Art. 91. O Conselho de Defesa Nacional é órgão de consulta do Presidente da República nos assuntos
relacionados com a soberania nacional e a defesa do Estado democrático, e dele participam como
membros natos: I - o Vice-Presidente da República; II - o Presidente da Câmara dos Deputados; III - o
Presidente do Senado Federal; IV - o Ministro da Justiça; V - o Ministro de Estado da Defesa; VI - o
Ministro das Relações Exteriores; VII - o Ministro do Planejamento.
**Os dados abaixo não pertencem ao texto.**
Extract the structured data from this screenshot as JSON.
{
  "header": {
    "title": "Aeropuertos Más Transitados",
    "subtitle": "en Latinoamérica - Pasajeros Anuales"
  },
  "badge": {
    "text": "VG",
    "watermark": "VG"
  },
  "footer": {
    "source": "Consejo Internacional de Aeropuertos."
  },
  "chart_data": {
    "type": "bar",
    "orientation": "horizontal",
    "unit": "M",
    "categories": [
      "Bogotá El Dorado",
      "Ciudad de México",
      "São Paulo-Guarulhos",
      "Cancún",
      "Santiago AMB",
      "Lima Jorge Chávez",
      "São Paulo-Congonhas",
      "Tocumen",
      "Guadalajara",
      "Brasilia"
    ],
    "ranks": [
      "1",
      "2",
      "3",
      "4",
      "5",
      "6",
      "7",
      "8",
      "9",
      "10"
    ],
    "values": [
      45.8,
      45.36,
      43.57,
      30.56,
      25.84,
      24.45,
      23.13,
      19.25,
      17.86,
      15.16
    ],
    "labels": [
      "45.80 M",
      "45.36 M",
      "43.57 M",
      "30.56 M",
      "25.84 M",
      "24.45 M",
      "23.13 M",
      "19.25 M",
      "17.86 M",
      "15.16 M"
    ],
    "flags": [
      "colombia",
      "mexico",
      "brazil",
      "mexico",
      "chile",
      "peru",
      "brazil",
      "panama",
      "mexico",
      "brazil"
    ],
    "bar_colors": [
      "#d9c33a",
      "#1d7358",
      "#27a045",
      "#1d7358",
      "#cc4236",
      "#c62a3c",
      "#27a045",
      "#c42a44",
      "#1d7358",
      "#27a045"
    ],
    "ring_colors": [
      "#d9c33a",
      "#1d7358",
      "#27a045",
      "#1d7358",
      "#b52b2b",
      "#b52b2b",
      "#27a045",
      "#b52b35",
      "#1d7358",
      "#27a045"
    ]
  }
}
VIII - os Comandantes da Marinha,
do Exército e da Aeronáutica. § 1º - Compete ao Conselho de Defesa Nacional: I - opinar nas hipóteses de
declaração de guerra e de celebração da paz, nos termos desta Constituição; II - opinar sobre a decretação
do estado de defesa, do estado de sítio e da intervenção federal; III - propor os critérios e condições de
utilização de áreas indispensáveis à segurança do território nacional e opinar sobre seu efetivo uso,
especialmente na faixa de fronteira e nas relacionadas com a preservação e a exploração dos recursos
naturais de qualquer tipo; IV - estudar, propor e acompanhar o desenvolvimento de iniciativas necessárias
a garantir a independência nacional e a defesa do Estado democrático. § 2º - A lei regulará a organização
e o funcionamento do Conselho de Defesa Nacional.”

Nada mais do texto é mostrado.